Пусть здоровье вытекало по каплям, как сок из надрубленной березы, в зное кавказских болот, в душистой сырости зарослей.

Если умирать — умирать нужно было раньше. Он мог умереть так, что об этой смерти пела бы вся Россия одной широкой, вольной песней.

Он снова вспомнил встречу во дворце. Она могла бы быть иной.

Когда по доставке в крепость его обыскивали в комендантской камере, хихикающий Сукин вытащил из-за борта его мундира маленький английский пистолет, заряженный на оба ствола.

Он сам удивился, увидев этот пистолет. Он забыл о нем. Это было во дворе Московского полка. Взбесившийся якобинец из недорослей, Шепин-Ростовский, носился по плацу, увешанный оружием. Сбоку у него висела шпага, а в правой руке кривая сабля, забрызганная кровью Фредерикса и Шеншина, в левой кинжал и пистолет. Он был смешон и страшен, как помешавшийся мясник.

Бестужев отнял у него пистолет и сунул за пазуху.

Нужно было вспомнить о нем раньше, когда через стол протянулась испуганная потная рука. Нужно было выпустить оба заряда в лицо, призрачно плававшее в желтой слизи декабря.

Но об этом было поздно жалеть. Оставалась последняя надежда. О ней он думал, когда писал месяц назад Воронцову: «Прошу, ваше сиятельство, ходатайствовать о переводе из гарнизона, где я осужден тлеть без случаев к отличиям, в какой-либо полк, в рядах которого можно положить голову с честью».

Просьба была исполнена. Старый, добросердечный, рассеянный Розен согласился взять опального в свой полк, отправлявшийся на высадку к мысу Адлер.
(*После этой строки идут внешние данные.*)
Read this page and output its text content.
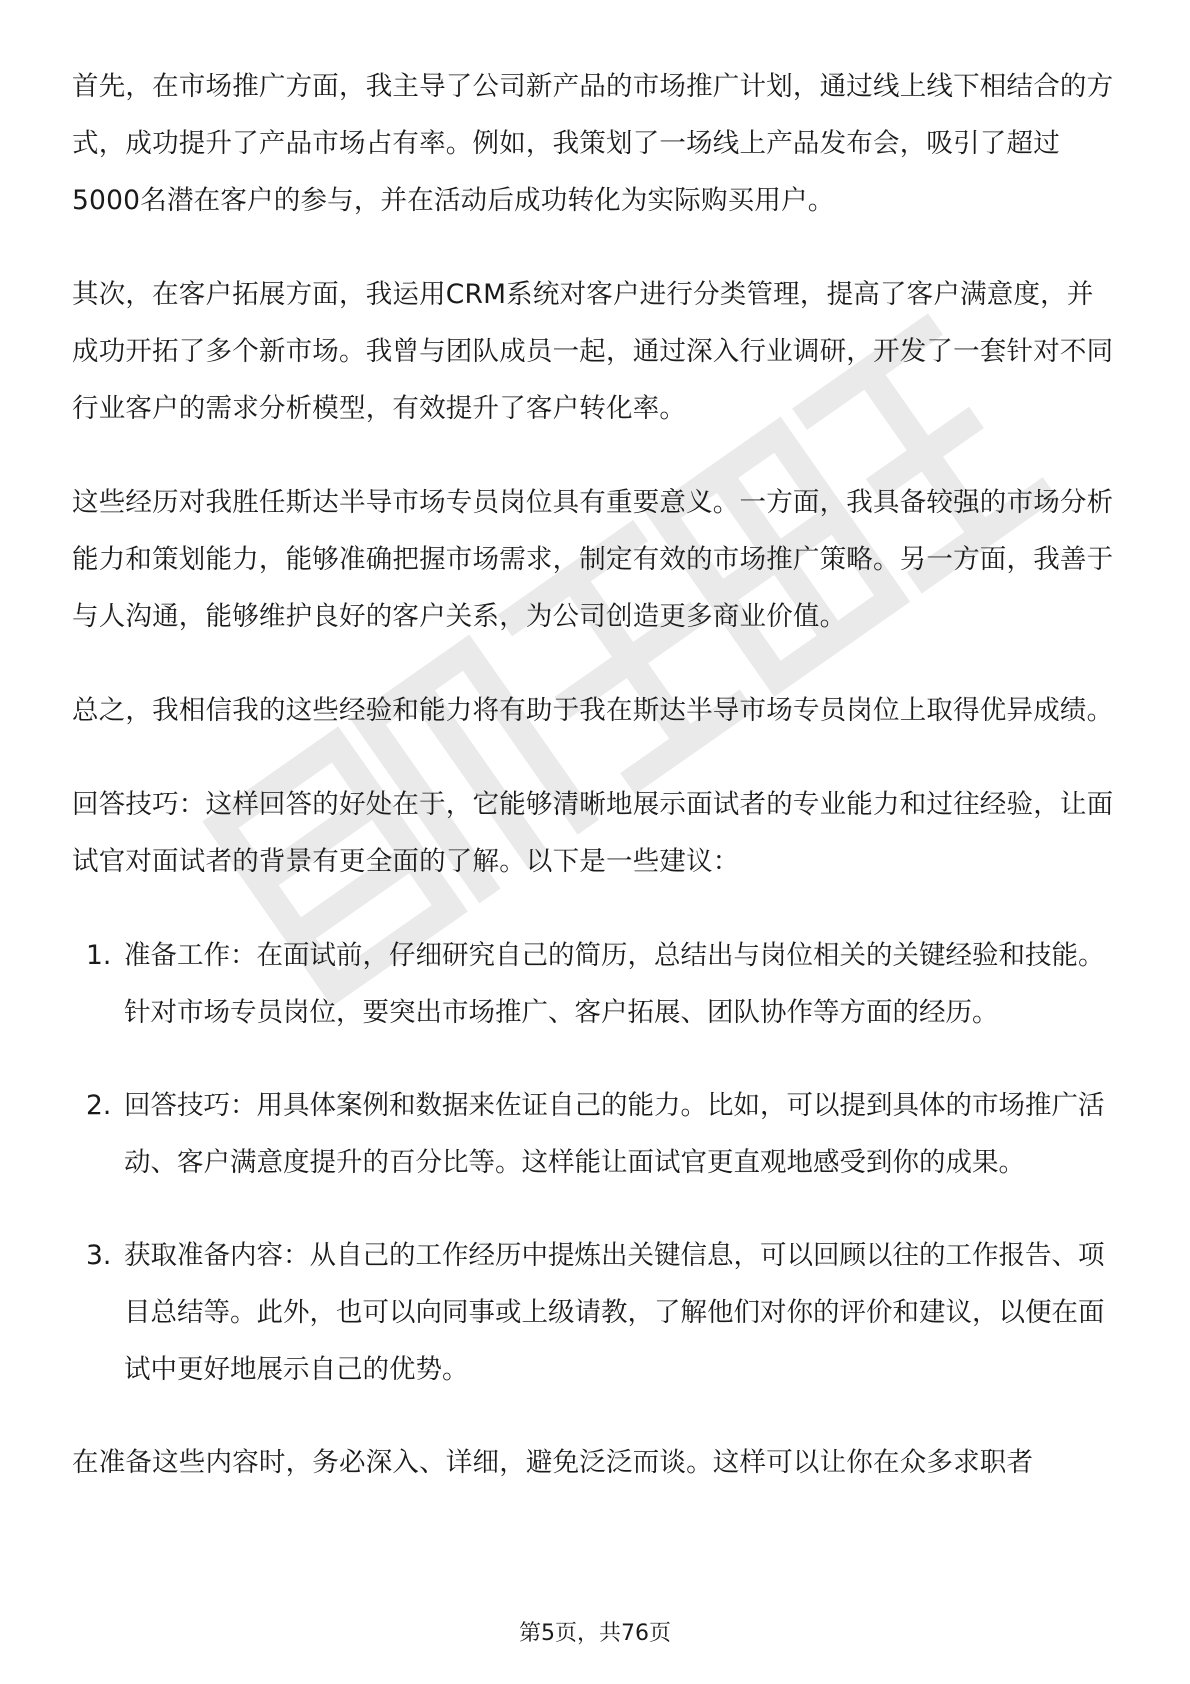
首先，在市场推广方面，我主导了公司新产品的市场推广计划，通过线上线下相结合的方式，成功提升了产品市场占有率。例如，我策划了一场线上产品发布会，吸引了超过5000名潜在客户的参与，并在活动后成功转化为实际购买用户。

其次，在客户拓展方面，我运用CRM系统对客户进行分类管理，提高了客户满意度，并成功开拓了多个新市场。我曾与团队成员一起，通过深入行业调研，开发了一套针对不同行业客户的需求分析模型，有效提升了客户转化率。

这些经历对我胜任斯达半导市场专员岗位具有重要意义。一方面，我具备较强的市场分析能力和策划能力，能够准确把握市场需求，制定有效的市场推广策略。另一方面，我善于与人沟通，能够维护良好的客户关系，为公司创造更多商业价值。

总之，我相信我的这些经验和能力将有助于我在斯达半导市场专员岗位上取得优异成绩。

回答技巧：这样回答的好处在于，它能够清晰地展示面试者的专业能力和过往经验，让面试官对面试者的背景有更全面的了解。以下是一些建议：

1. 准备工作：在面试前，仔细研究自己的简历，总结出与岗位相关的关键经验和技能。针对市场专员岗位，要突出市场推广、客户拓展、团队协作等方面的经历。
2. 回答技巧：用具体案例和数据来佐证自己的能力。比如，可以提到具体的市场推广活动、客户满意度提升的百分比等。这样能让面试官更直观地感受到你的成果。
3. 获取准备内容：从自己的工作经历中提炼出关键信息，可以回顾以往的工作报告、项目总结等。此外，也可以向同事或上级请教，了解他们对你的评价和建议，以便在面试中更好地展示自己的优势。

在准备这些内容时，务必深入、详细，避免泛泛而谈。这样可以让你在众多求职者

第5页，共76页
Мыс Адлер был впереди по носу шлюпа. Оттуда текла, вздрагивая сельдяной чешуей, трепетная лунная дорожка, и на ней, у самого горизонта, вытянулся узкий темный язычок выступающего берега.

На этом клочке земли для него была приготовлена наутро беспроигрышная лотерея. Выигрышем была отставка. Он выигрывал ее равно и жизнью и смертью.

Он оглянулся за корму. Там струилась такая же живая, золотая тропинка. Она была прямым путем к родине. Она струилась к Крыму, к киммерийским степям. Оттуда, через Дикое поле, древние кочевые тракты сбегались к Москве.

Сорок судов высадочного отряда черными дельфинами ныряли в лунном омуте. Каждое несло груз надежд и отчаяния. На каждом были такие же игроки, как он. Они так же стояли, убаюкиваемые колыбельной дрожью палубы, и смотрели на мыс.

Внезапно он прислушался. Чуть слышный шорох, казалось от вытянутых вантин, зашептал ему в уши. Он старался понять нестройные звуки и вдруг почувствовал, что голос идет изнутри его. Он рождался медленно, как прорастающее в земле зерно, и пускал ростки. И когда он стал явным, Бестужев испуганно оглянулся, будто кто-нибудь мог подслушать его, сгорбил плечи и, шатаясь, спустился в теплую сырость каюты.